Terracon contracted to analyze up to 4,000 artifacts from the former privy sites, across Ohio 741 from the entrance to Armco Park.
“The artifacts, notes, photographs, maps, and other project-related materials will be returned to Terracon’s archaeology laboratory for processing upon completion of the field studies. Artifacts will be analyzed by relative provenience, sorted by technological and functional categories, and classified using accepted regional typologies and classification systems. Artifacts will be cataloged and entered into a computer database and detailed descriptions will be provided as part of the report appendices,” the company stated in a letter outlining contract terms.
While cooperating, county officials opted against turning the project over to the state.

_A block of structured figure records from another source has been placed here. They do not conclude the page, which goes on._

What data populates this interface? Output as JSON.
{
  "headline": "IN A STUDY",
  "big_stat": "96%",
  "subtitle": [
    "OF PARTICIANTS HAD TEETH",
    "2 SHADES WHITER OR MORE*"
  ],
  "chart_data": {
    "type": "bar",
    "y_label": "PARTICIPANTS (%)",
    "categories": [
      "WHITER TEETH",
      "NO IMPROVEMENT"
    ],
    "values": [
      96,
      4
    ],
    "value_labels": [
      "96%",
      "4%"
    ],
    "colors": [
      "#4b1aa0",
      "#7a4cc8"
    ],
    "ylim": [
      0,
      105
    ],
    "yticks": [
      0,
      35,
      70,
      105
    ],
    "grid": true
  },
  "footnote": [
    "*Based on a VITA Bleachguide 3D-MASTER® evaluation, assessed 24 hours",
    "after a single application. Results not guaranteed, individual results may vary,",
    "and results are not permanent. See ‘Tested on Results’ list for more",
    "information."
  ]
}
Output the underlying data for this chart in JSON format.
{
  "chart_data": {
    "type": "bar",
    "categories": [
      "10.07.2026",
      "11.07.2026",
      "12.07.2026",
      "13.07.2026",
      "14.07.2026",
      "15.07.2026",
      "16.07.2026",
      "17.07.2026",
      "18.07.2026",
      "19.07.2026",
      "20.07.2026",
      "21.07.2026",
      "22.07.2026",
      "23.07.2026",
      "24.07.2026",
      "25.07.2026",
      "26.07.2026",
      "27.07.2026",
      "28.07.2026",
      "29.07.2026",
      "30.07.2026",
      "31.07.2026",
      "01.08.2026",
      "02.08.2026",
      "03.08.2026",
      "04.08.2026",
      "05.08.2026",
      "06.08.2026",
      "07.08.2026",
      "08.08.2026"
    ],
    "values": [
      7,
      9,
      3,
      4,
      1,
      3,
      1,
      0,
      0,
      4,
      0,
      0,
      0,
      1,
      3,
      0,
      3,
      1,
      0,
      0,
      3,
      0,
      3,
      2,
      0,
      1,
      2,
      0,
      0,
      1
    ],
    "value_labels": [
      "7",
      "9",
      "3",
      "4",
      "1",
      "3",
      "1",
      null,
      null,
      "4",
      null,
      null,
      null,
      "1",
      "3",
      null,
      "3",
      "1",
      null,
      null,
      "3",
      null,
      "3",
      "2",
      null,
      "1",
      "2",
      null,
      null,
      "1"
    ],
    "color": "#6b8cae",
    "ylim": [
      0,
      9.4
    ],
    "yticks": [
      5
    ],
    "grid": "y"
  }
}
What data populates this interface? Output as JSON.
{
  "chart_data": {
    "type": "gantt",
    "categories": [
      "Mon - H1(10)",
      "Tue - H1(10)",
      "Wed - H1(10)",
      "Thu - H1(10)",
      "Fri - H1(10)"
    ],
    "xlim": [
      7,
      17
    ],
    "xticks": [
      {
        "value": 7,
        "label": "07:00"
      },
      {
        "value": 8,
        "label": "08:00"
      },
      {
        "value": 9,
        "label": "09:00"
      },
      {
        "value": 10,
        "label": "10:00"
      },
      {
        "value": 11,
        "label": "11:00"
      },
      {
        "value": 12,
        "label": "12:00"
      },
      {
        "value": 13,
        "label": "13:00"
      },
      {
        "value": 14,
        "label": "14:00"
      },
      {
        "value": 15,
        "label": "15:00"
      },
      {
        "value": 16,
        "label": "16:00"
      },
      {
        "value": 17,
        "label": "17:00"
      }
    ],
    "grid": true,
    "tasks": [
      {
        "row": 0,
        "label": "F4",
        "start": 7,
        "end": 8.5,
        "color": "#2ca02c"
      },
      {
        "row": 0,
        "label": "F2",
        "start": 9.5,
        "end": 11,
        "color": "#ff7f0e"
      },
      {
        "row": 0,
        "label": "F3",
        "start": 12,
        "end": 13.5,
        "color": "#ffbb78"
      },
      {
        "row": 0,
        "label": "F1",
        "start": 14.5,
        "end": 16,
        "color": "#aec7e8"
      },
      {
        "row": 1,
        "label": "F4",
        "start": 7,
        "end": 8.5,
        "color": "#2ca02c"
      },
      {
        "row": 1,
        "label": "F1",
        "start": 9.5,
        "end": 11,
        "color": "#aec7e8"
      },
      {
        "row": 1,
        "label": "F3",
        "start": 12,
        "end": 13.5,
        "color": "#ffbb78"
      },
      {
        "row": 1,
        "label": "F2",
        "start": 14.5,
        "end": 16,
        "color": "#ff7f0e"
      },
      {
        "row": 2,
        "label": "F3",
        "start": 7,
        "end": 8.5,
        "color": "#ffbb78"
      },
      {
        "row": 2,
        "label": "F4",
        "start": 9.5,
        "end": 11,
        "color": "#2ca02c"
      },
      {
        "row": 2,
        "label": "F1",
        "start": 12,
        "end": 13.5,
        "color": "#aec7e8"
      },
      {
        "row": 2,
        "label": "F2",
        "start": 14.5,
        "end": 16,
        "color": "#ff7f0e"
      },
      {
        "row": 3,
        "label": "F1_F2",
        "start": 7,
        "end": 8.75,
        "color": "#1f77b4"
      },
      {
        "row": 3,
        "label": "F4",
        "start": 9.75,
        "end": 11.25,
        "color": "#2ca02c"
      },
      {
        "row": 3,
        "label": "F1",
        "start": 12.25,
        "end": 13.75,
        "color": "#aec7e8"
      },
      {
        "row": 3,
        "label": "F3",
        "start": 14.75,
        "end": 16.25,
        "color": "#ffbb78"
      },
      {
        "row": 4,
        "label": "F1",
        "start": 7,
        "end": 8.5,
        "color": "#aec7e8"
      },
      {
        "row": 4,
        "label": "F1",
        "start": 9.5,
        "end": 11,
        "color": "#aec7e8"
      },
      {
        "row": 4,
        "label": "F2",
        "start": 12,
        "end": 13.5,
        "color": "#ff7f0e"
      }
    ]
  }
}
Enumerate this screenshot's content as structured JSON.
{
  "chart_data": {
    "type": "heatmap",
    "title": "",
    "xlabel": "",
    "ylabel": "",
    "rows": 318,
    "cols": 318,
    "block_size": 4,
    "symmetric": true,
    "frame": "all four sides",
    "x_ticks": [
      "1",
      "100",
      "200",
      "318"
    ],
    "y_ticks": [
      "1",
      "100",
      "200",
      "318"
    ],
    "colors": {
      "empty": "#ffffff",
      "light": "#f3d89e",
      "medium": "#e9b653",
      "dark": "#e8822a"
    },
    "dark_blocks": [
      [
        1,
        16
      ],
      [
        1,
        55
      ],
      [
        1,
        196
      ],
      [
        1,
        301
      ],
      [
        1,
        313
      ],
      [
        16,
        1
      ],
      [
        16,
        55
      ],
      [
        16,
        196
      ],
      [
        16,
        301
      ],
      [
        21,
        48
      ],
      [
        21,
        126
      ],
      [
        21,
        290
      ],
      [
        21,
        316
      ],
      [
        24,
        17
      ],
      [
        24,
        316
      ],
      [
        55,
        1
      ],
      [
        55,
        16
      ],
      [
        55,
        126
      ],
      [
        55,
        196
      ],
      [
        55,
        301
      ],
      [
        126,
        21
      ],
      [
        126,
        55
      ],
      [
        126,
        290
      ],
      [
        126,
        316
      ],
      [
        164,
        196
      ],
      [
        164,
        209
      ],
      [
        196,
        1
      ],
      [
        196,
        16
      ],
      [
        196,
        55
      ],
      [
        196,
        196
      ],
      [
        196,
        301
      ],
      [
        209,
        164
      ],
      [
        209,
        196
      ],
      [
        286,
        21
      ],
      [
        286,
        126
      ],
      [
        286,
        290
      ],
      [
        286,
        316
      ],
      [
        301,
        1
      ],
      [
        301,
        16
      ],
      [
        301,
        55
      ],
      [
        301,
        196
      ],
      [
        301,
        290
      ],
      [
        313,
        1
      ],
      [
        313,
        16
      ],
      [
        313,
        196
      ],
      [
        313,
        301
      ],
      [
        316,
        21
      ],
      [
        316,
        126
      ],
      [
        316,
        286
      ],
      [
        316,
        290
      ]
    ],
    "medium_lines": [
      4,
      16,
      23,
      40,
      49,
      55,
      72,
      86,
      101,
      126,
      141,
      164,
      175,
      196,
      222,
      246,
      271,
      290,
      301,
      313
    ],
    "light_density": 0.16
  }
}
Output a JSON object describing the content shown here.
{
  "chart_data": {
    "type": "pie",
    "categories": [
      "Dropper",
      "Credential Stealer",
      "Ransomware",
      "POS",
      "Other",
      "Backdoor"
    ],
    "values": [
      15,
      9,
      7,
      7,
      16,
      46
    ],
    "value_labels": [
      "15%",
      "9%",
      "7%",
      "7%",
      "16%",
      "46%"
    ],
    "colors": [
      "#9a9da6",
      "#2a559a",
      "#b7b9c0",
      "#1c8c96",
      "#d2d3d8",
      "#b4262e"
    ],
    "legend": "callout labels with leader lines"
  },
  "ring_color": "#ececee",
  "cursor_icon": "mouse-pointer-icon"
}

At last week’s meeting, Schnipke looked forward to the report being complete in 60 days and indicated it would be up to the port authority to decide what to do about the relics.
Schnipke told board members, most of whom were listening via teleconference, “this isn’t necessary to begin with,” based on discussions with lawyers over the extent of the state’s influence there.
Last week, Beach said the state was unable to comment on the steps being taken by the county on the project.
“We don’t have the plans from port authority, so we can’t yet provide guidance or recommendations to them,” she said.
Martin Russell, director of the port authority and deputy county administrator, said work would continue on the rest of the site, while they awaited the report on the archaeological dig.
“We are taking a proactive approach to cooperating by amending our contract with our geo-technical firm,” he said. “We’re going to continue working on the rest of the park.”